Rolling up the scroll, he carried it to the raven tent, hoping it would be in time, and returned to his own tent to roll up in his blankets and shiver and try not to think about what kind of trouble Bianca was likely to be getting herself into.

*****

Rosalind leaned back wearily in her chair, letting the sounds of the tavern wash over her. Reactions to her choice to let the mages join the Inquisition as allies had been ... strong, to say the least. Leliana had bluntly told her she'd made enemies. But what else could she have done? The mages were her people. They had sent her—a mage—to do a specific job—to get mages for the Inquisition. She had done so. Anyone who thought she would do it by forcing them into some kind of servitude hadn't been thinking clearly, in her opinion.
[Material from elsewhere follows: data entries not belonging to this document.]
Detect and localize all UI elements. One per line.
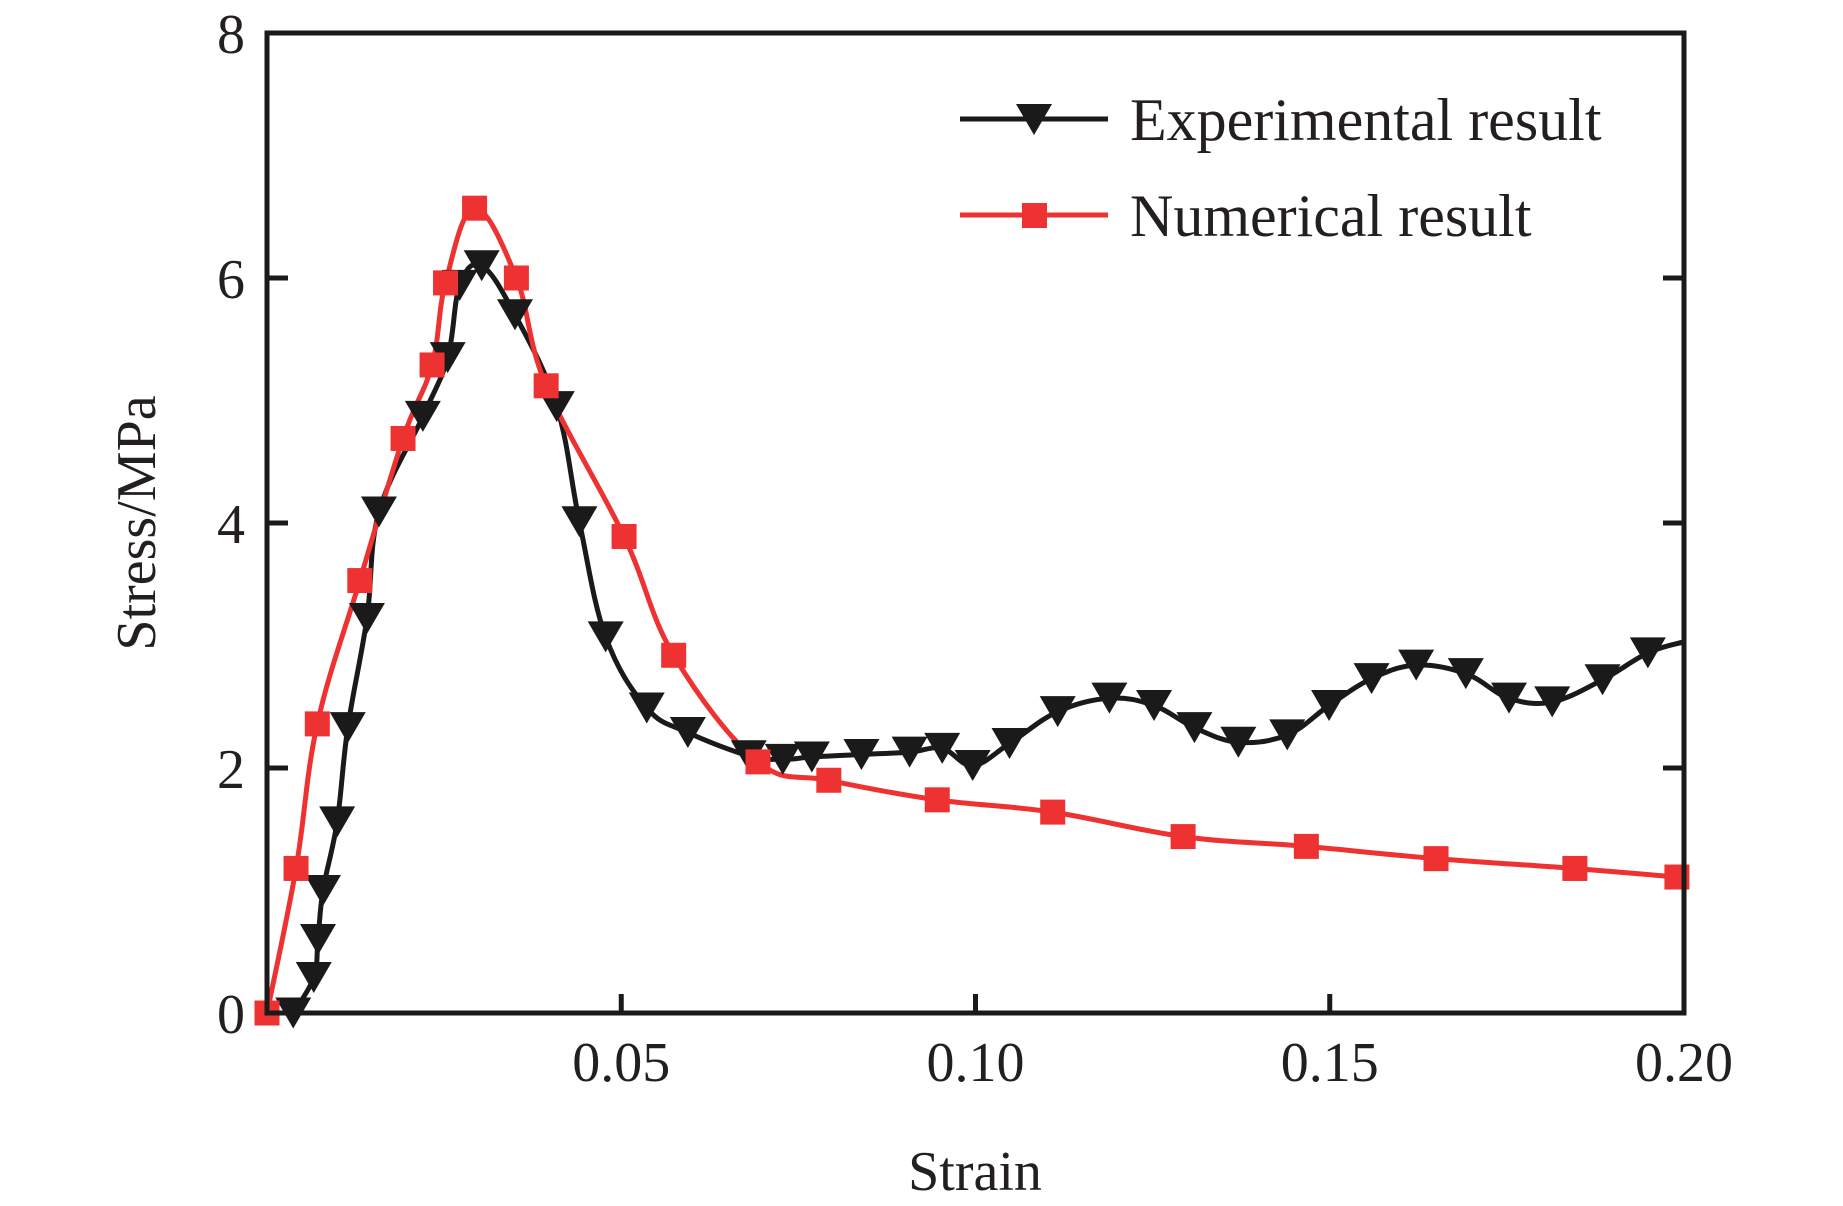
data-point-numerical xyxy=(433,270,459,296)
data-point-numerical xyxy=(462,195,488,221)
data-point-experimental xyxy=(669,716,706,748)
legend-marker-square-icon xyxy=(1022,203,1047,228)
y-tick-label: 8 xyxy=(217,4,245,66)
data-point-numerical xyxy=(390,425,416,451)
series-line-numerical xyxy=(264,205,1678,1014)
data-point-numerical xyxy=(611,523,637,549)
data-point-experimental xyxy=(463,250,500,282)
legend-label-experimental: Experimental result xyxy=(1130,87,1602,153)
data-point-experimental xyxy=(360,496,397,528)
x-axis-ticks: 0.05 0.10 0.15 0.20 xyxy=(572,994,1733,1094)
data-point-numerical xyxy=(1040,799,1066,825)
data-point-numerical xyxy=(533,373,559,399)
data-point-experimental xyxy=(991,728,1028,759)
data-point-experimental xyxy=(304,875,341,906)
legend-item-numerical: Numerical result xyxy=(960,183,1532,249)
data-point-experimental xyxy=(561,506,598,538)
y-tick-label: 4 xyxy=(217,494,245,556)
x-tick-label: 0.20 xyxy=(1635,1032,1733,1094)
data-point-numerical xyxy=(1423,846,1449,872)
x-tick-label: 0.15 xyxy=(1281,1032,1379,1094)
data-point-numerical xyxy=(347,568,373,594)
data-point-experimental xyxy=(628,692,665,724)
data-point-experimental xyxy=(348,603,385,635)
plot-frame xyxy=(264,30,1687,1016)
data-point-numerical xyxy=(1293,833,1319,859)
data-point-numerical xyxy=(745,749,771,775)
y-tick-label: 0 xyxy=(217,984,245,1046)
data-point-experimental xyxy=(319,806,356,838)
data-point-experimental xyxy=(300,924,337,955)
data-point-numerical xyxy=(1562,855,1588,881)
data-point-experimental xyxy=(954,750,991,782)
data-point-experimental xyxy=(1534,686,1571,718)
data-point-numerical xyxy=(419,352,445,378)
data-point-numerical xyxy=(283,855,309,881)
series-line-experimental xyxy=(291,261,1685,1015)
x-axis-title: Strain xyxy=(908,1141,1042,1203)
x-tick-label: 0.05 xyxy=(572,1032,670,1094)
data-point-experimental xyxy=(1398,649,1435,681)
y-axis-title: Stress/MPa xyxy=(106,395,168,650)
data-point-experimental xyxy=(1584,664,1621,696)
data-point-experimental xyxy=(538,391,575,423)
data-point-experimental xyxy=(1629,637,1666,669)
data-point-experimental xyxy=(496,299,533,331)
data-point-experimental xyxy=(587,621,624,653)
data-point-experimental xyxy=(1176,712,1213,744)
data-point-experimental xyxy=(1091,682,1128,714)
data-point-numerical xyxy=(304,711,330,737)
legend-label-numerical: Numerical result xyxy=(1130,183,1532,249)
data-point-experimental xyxy=(793,741,830,773)
data-point-experimental xyxy=(891,736,928,768)
data-point-experimental xyxy=(1491,682,1528,714)
y-axis-ticks: 0 2 4 6 8 xyxy=(217,4,1684,1046)
data-point-experimental xyxy=(1311,690,1348,722)
data-point-numerical xyxy=(924,787,950,813)
data-point-experimental xyxy=(1447,658,1484,690)
data-point-experimental xyxy=(843,739,880,771)
data-point-numerical xyxy=(503,265,529,291)
legend: Experimental result Numerical result xyxy=(960,87,1602,249)
data-point-experimental xyxy=(1136,690,1173,722)
data-point-numerical xyxy=(661,642,687,668)
data-point-experimental xyxy=(1039,696,1076,728)
data-point-experimental xyxy=(924,732,961,764)
data-point-experimental xyxy=(295,961,332,993)
data-point-experimental xyxy=(764,743,801,775)
data-point-experimental xyxy=(404,400,441,432)
legend-marker-triangle-down-icon xyxy=(1016,104,1052,135)
data-point-numerical xyxy=(816,767,842,793)
legend-item-experimental: Experimental result xyxy=(960,87,1602,153)
x-tick-label: 0.10 xyxy=(927,1032,1025,1094)
y-tick-label: 6 xyxy=(217,249,245,311)
data-point-experimental xyxy=(429,342,466,374)
data-point-experimental xyxy=(1353,663,1390,695)
plot-markers xyxy=(254,195,1690,1029)
data-point-experimental xyxy=(329,712,366,744)
plot-lines xyxy=(264,205,1685,1015)
data-point-experimental xyxy=(1220,726,1257,758)
data-point-experimental xyxy=(1269,719,1306,751)
y-tick-label: 2 xyxy=(217,739,245,801)
data-point-numerical xyxy=(1170,824,1196,850)
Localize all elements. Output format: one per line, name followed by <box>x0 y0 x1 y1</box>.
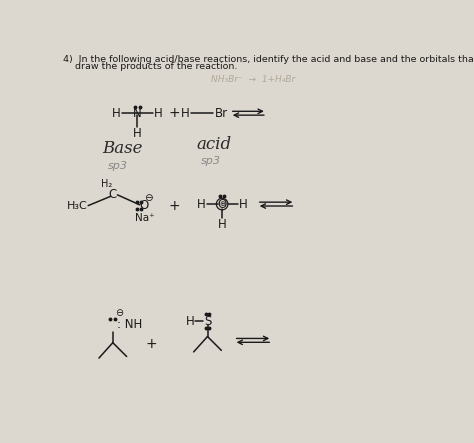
Text: ⊕: ⊕ <box>219 201 225 207</box>
Text: H: H <box>181 107 190 120</box>
Text: +: + <box>169 198 180 213</box>
Text: draw the products of the reaction.: draw the products of the reaction. <box>63 62 237 71</box>
Text: H: H <box>239 198 248 210</box>
Text: H: H <box>112 107 121 120</box>
Text: H: H <box>154 107 163 120</box>
Text: 4)  In the following acid/base reactions, identify the acid and base and the orb: 4) In the following acid/base reactions,… <box>63 54 474 64</box>
Text: : NH: : NH <box>118 319 143 331</box>
Text: +: + <box>146 337 157 351</box>
Text: sp3: sp3 <box>108 160 128 171</box>
Text: N: N <box>133 107 142 120</box>
Text: Base: Base <box>102 140 142 157</box>
Text: Br: Br <box>215 107 228 120</box>
Text: C: C <box>109 188 117 201</box>
Text: ⊖: ⊖ <box>115 308 123 319</box>
Text: +: + <box>169 106 180 120</box>
Text: O: O <box>139 199 148 212</box>
Text: H: H <box>185 315 194 328</box>
Text: H: H <box>133 127 142 140</box>
Text: O: O <box>218 198 227 210</box>
Text: H₃C: H₃C <box>67 201 88 210</box>
Text: H: H <box>197 198 206 210</box>
Text: NH₃Br⁻  →  1+H₄Br: NH₃Br⁻ → 1+H₄Br <box>210 75 295 84</box>
Text: H₂: H₂ <box>101 179 112 189</box>
Text: S: S <box>204 315 211 328</box>
Text: Na⁺: Na⁺ <box>135 213 155 223</box>
Text: H: H <box>218 218 227 231</box>
Text: sp3: sp3 <box>201 156 220 166</box>
Text: ⊖: ⊖ <box>144 193 153 203</box>
Text: acid: acid <box>197 136 232 152</box>
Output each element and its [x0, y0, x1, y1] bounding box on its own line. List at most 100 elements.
Eventually, the leadership had come around, and now they were busy studying everything she had learned in that horrific future Redcliffe, trying to make sure it never came to pass. Meanwhile, Rosalind had to go soon and close the Breach, and she was so tired.

The Iron Bull folded his arms, looking at her in admiration, and a little bit of concern. It had taken courage to do what she did—courage, and an instinctive understanding that people fought better when they had a stake in what they were fighting for. The mages would fight now to their last breath, for a better life. For freedom. He didn't love mages, himself—too many saarebas in his past—and he understood the explosive anger that had come from Cullen, the vivid images of abominations run rampant that he could practically see hanging over the Commander's head. But the Iron Bull had been in the south long enough to know that not all mages abused their power ... and many who did, chose to only in extremity.

"Come on," he said abruptly, rising to his feet and reaching a hand down for her. "You need sleep."

"What? Oh. You're right, I probably do." Rosalind avoided his hand but stood up anyway.

The Iron Bull let her precede him, both of them nodding at Dorian as they left. "So, that Tevinter guy sent you into the future?" he asked as the door of the tavern closed behind them.

Not particularly wanting to talk about that, Rosalind smiled up at him. Flirtation often sidetracked people, in her experience. "If you're worried about magic, I can protect you."

He chuckled, enjoying her attempt at manipulation. "My blade pretty much protects me."

"Perhaps I can do things your blade can't."

"I don't know ... it has blood grooves." He tried to ignore the way his heartrate had sped up at her words or the undeniable temptation to find out what she could do for himself. It wasn't the time for that. Not yet.

"Is it true that Qunari don't mate?" The question seemed to have tumbled forth of its own volition.

The Iron Bull laughed outright. "I mean, yeah, we don't have sex with our friends, but we have tamassrans who are willing to pop your cork whenever you need it. Like ... I don't know, going to see a healer? Sometimes it's this long, involved thing, takes all day, leaves you walking funny, other times you're in and out in five minutes. 'Thank you, see you next week!'" And he'd have loved to have tried both with her right now.

Rosalind stopped and looked up at him. The shoulders, the horns, the narrow angular face, the way that single grey eye could be steel or stone or sky ... "So you've never truly made love?" she whispered. "Never truly connected in body and soul?"

He had not. He'd never even considered wanting something like that ... until right now. Here in the moonlight, in this icy village on the edge of nowhere, he ached for her warmth.

With an effort, he pulled himself away before he could reach for her. "Sleep well," he said gruffly.

As if she could, she thought, watching him walk away. Still ... he'd given her much more interesting things to think about than that horrifying future she'd glimpsed at Redcliffe, or the unknown terrors associated with closing the Breach. And for that, she was grateful.